An allergy occurs when the immune system overreacts to an allergen (a substance that the body mistakes for being harmful). This triggers symptoms that can range from uncomfortable and annoying to severe and life-threatening.

Around 1-2% of children in the UK suffers from a nut allergy. If there is a family history of atopic allergies (hay fever, asthma and eczema), your child is at a higher risk of developing a nut allergy.

Most allergic reactions to nuts occur for the first time when children are between 14 months and two years old, and are not outgrown. Both peanuts and tree nuts (walnuts, hazelnuts, almonds, cashews, pecans, Brazils and pistachios) can be allergens.

Nuts in pregnancy

Previously, the government advised against eating peanuts during pregnancy to avoid predisposing your unborn baby to allergies, but this advice has changed. Now, it’s considered safe to eat all types of nuts while you’re pregnant or breastfeeding. Of course, if you are allergic to nuts, you should avoid them as usual. You may also want to steer clear if you or your partner suffer from asthma, eczema, hay fever or other allergies.

Introducing nuts to your baby or child

If there is a history of allergies in your immediate family, talk to your GP or health visitor before you give peanuts or nuts for the first time. But if there’s no family link, it’s considered safe to give nuts after six months old, although they should be crushed or ground for under fives to avoid choking.

New research actually suggests that giving peanuts to very young babies might be the key to preventing peanut allergies. But despite the conclusive findings more research needs to be down; the study showed that when children considered at risk of developing an allergy were fed peanuts regularly from 4-11 months old they were 10 times less likely to develop an allergy.
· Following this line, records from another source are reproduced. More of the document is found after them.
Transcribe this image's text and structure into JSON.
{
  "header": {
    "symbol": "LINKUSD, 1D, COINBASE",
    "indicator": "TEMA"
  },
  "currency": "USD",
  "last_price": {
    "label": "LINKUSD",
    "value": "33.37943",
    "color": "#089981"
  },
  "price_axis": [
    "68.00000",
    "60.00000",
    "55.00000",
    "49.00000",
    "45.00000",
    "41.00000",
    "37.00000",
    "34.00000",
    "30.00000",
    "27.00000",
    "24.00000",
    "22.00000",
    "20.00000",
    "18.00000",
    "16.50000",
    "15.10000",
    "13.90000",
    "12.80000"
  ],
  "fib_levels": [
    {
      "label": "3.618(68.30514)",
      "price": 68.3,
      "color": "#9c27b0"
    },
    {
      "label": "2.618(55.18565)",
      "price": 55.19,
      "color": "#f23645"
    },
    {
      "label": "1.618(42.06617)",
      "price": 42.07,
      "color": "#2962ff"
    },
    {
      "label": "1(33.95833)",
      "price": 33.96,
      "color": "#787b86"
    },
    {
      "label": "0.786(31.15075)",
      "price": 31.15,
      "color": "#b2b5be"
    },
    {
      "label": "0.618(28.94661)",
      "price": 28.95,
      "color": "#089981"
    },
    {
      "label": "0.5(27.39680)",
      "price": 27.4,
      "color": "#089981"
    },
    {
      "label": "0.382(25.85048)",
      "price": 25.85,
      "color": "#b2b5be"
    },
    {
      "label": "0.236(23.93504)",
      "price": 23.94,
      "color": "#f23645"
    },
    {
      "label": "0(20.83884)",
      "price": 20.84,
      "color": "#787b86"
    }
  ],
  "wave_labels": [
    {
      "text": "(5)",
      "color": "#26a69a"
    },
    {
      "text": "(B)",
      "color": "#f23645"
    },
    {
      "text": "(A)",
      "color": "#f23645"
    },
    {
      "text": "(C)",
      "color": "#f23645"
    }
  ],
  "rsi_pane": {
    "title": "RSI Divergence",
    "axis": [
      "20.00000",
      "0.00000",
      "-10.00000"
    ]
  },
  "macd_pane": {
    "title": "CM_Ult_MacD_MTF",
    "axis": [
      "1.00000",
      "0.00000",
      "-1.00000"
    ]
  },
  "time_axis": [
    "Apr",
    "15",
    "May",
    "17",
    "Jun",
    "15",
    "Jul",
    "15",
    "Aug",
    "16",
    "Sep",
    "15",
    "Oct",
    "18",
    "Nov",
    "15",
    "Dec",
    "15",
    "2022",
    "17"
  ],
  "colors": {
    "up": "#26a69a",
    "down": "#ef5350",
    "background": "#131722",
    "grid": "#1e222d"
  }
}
When you give your baby peanuts for the first time, watch out for any allergic symptoms such as difficulty breathing, rashes, runny nose or upset tummy. Symptoms of a mild reaction include swelling of the face, sickness, hives, colicky pains, and tightness around the throat. If your baby develops these symptoms, take the nut-based food away from him and seek prompt medical attention from your GP.
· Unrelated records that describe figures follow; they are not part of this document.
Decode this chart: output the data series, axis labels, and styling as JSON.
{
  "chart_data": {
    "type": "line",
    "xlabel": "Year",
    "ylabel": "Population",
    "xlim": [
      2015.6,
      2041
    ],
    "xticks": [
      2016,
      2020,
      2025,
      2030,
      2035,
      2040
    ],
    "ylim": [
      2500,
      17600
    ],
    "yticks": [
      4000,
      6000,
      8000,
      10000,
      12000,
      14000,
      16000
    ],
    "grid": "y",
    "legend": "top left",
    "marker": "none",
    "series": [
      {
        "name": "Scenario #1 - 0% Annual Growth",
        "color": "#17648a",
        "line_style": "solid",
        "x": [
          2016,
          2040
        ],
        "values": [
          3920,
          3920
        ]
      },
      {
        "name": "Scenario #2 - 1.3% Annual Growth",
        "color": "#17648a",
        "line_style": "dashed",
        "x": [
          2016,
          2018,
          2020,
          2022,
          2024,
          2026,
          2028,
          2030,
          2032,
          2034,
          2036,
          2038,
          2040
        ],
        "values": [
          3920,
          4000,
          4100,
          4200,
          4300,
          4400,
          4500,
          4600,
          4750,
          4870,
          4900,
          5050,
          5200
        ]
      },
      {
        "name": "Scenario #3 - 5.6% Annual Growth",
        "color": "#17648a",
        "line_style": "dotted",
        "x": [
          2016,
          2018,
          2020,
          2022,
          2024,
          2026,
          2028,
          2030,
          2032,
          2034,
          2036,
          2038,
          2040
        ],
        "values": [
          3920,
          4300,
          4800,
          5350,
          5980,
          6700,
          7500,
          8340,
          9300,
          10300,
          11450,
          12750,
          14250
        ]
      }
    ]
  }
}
Signs of a severe nut allergy include all the symptoms above, plus wheezing or breathing difficulty, general skin redness, fast heart rate and loss of consciousness. This type of reaction, known as anaphylaxis, can be life-threatening so call an ambulance or go to your nearest A&E.
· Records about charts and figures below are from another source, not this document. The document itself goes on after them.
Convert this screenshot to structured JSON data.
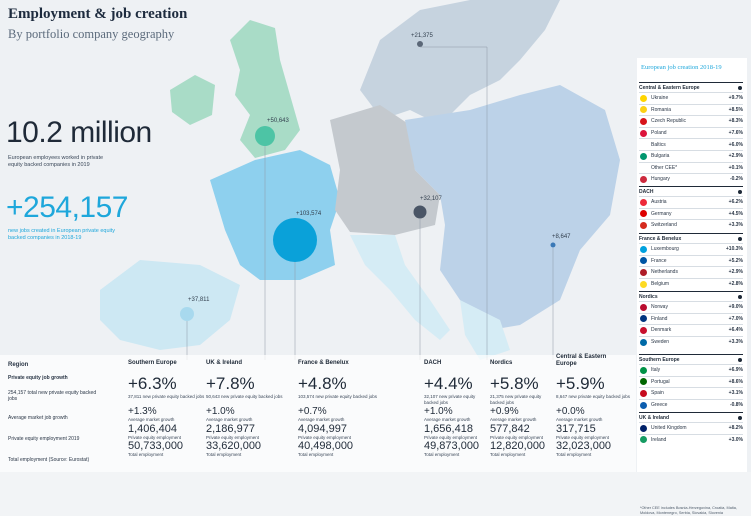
{
  "title": "Employment & job creation",
  "subtitle": "By portfolio company geography",
  "headline": {
    "employees_value": "10.2 million",
    "employees_desc": "European employees worked in private equity backed companies in 2019",
    "jobs_value": "+254,157",
    "jobs_desc": "new jobs created in European private equity backed companies in 2018-19"
  },
  "colors": {
    "accent": "#1ea7db",
    "uk_ireland": "#3dbf9f",
    "dark": "#1f2a38"
  },
  "chart_data": {
    "type": "bubble-map",
    "title": "Employment & job creation",
    "subtitle": "By portfolio company geography",
    "bubbles": [
      {
        "region": "UK & Ireland",
        "label": "+50,643",
        "value": 50643
      },
      {
        "region": "France & Benelux",
        "label": "+103,574",
        "value": 103574
      },
      {
        "region": "Southern Europe",
        "label": "+37,811",
        "value": 37811
      },
      {
        "region": "DACH",
        "label": "+32,107",
        "value": 32107
      },
      {
        "region": "Nordics",
        "label": "+21,375",
        "value": 21375
      },
      {
        "region": "Central & Eastern Europe",
        "label": "+8,647",
        "value": 8647
      }
    ],
    "table": {
      "row_labels": {
        "region": "Region",
        "growth": "Private equity job growth",
        "growth_desc": "254,157 total new private equity backed jobs",
        "market": "Average market job growth",
        "pe_employment": "Private equity employment 2019",
        "total_employment": "Total employment (Source: Eurostat)"
      },
      "columns": [
        {
          "region": "Southern Europe",
          "growth": "+6.3%",
          "new_jobs": "37,811 new private equity backed jobs",
          "market_growth": "+1.3%",
          "pe_employment": "1,406,404",
          "total_employment": "50,733,000"
        },
        {
          "region": "UK & Ireland",
          "growth": "+7.8%",
          "new_jobs": "50,643 new private equity backed jobs",
          "market_growth": "+1.0%",
          "pe_employment": "2,186,977",
          "total_employment": "33,620,000"
        },
        {
          "region": "France & Benelux",
          "growth": "+4.8%",
          "new_jobs": "103,574 new private equity backed jobs",
          "market_growth": "+0.7%",
          "pe_employment": "4,094,997",
          "total_employment": "40,498,000"
        },
        {
          "region": "DACH",
          "growth": "+4.4%",
          "new_jobs": "32,107 new private equity backed jobs",
          "market_growth": "+1.0%",
          "pe_employment": "1,656,418",
          "total_employment": "49,873,000"
        },
        {
          "region": "Nordics",
          "growth": "+5.8%",
          "new_jobs": "21,375 new private equity backed jobs",
          "market_growth": "+0.9%",
          "pe_employment": "577,842",
          "total_employment": "12,820,000"
        },
        {
          "region": "Central & Eastern Europe",
          "growth": "+5.9%",
          "new_jobs": "8,647 new private equity backed jobs",
          "market_growth": "+0.0%",
          "pe_employment": "317,715",
          "total_employment": "32,023,000"
        }
      ],
      "small_labels": {
        "market": "Average market growth",
        "pe": "Private equity employment",
        "total": "Total employment"
      }
    }
  },
  "panel": {
    "title": "European job creation 2018-19",
    "groups": [
      {
        "name": "Central & Eastern Europe",
        "rows": [
          {
            "country": "Ukraine",
            "value": "+9.7%",
            "flag": "#ffd500"
          },
          {
            "country": "Romania",
            "value": "+8.5%",
            "flag": "#fcd116"
          },
          {
            "country": "Czech Republic",
            "value": "+8.3%",
            "flag": "#d7141a"
          },
          {
            "country": "Poland",
            "value": "+7.6%",
            "flag": "#dc143c"
          },
          {
            "country": "Baltics",
            "value": "+6.0%",
            "flag": ""
          },
          {
            "country": "Bulgaria",
            "value": "+2.9%",
            "flag": "#00966e"
          },
          {
            "country": "Other CEE*",
            "value": "+0.1%",
            "flag": ""
          },
          {
            "country": "Hungary",
            "value": "-0.2%",
            "flag": "#cd2a3e"
          }
        ]
      },
      {
        "name": "DACH",
        "rows": [
          {
            "country": "Austria",
            "value": "+6.2%",
            "flag": "#ed2939"
          },
          {
            "country": "Germany",
            "value": "+4.5%",
            "flag": "#dd0000"
          },
          {
            "country": "Switzerland",
            "value": "+3.3%",
            "flag": "#d52b1e"
          }
        ]
      },
      {
        "name": "France & Benelux",
        "rows": [
          {
            "country": "Luxembourg",
            "value": "+10.3%",
            "flag": "#00a1de"
          },
          {
            "country": "France",
            "value": "+5.2%",
            "flag": "#0055a4"
          },
          {
            "country": "Netherlands",
            "value": "+2.9%",
            "flag": "#ae1c28"
          },
          {
            "country": "Belgium",
            "value": "+2.8%",
            "flag": "#fdda24"
          }
        ]
      },
      {
        "name": "Nordics",
        "rows": [
          {
            "country": "Norway",
            "value": "+9.0%",
            "flag": "#ba0c2f"
          },
          {
            "country": "Finland",
            "value": "+7.0%",
            "flag": "#003580"
          },
          {
            "country": "Denmark",
            "value": "+6.4%",
            "flag": "#c8102e"
          },
          {
            "country": "Sweden",
            "value": "+3.3%",
            "flag": "#006aa7"
          }
        ]
      },
      {
        "name": "Southern Europe",
        "rows": [
          {
            "country": "Italy",
            "value": "+6.9%",
            "flag": "#009246"
          },
          {
            "country": "Portugal",
            "value": "+8.6%",
            "flag": "#006600"
          },
          {
            "country": "Spain",
            "value": "+3.1%",
            "flag": "#c60b1e"
          },
          {
            "country": "Greece",
            "value": "-0.8%",
            "flag": "#0d5eaf"
          }
        ]
      },
      {
        "name": "UK & Ireland",
        "rows": [
          {
            "country": "United Kingdom",
            "value": "+8.2%",
            "flag": "#012169"
          },
          {
            "country": "Ireland",
            "value": "+3.0%",
            "flag": "#169b62"
          }
        ]
      }
    ],
    "footnote": "*Other CEE includes Bosnia-Herzegovina, Croatia, Malta, Moldova, Montenegro, Serbia, Slovakia, Slovenia"
  }
}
Symptoms of nut allergies develop quickly, usually within minutes and up to an hour of coming into contact with nuts. If there has been no reaction more than four hours afterwards, an allergy is unlikely.

If your child has a nut allergy

If your child is diagnosed with a nut allergy, you’ll need to get used to checking food packaging to see if nuts (or traces of nuts) are mentioned. Sometimes even products you know change their ingredients, so be vigilant, especially with cakes, biscuits, pastries, desserts, ice cream, cereals, cereal bars, nut butters and spreads, confectionery, vegetarian dishes and salad dressings.

Sometimes peanuts can be listed in the ingredients as groundnut, earth nut, monkey nut, mixed nuts, peanut butter, peanut oil, groundnut oil and arachis oil. Chinese, Thai and Indonesian dishes often use nuts and nut oil.

If your child goes to nursery, inform staff of his nut allergy. If you’re eating out, take food with you or speak to the chef for guidance on safe foods to order. For children with severe nut allergies, even a trace of nuts can trigger an allergic reaction, so be careful at buffets and bakeries. Always pack food for your children if they go to parties. If your child is prescribed medication, make sure it goes wherever he does.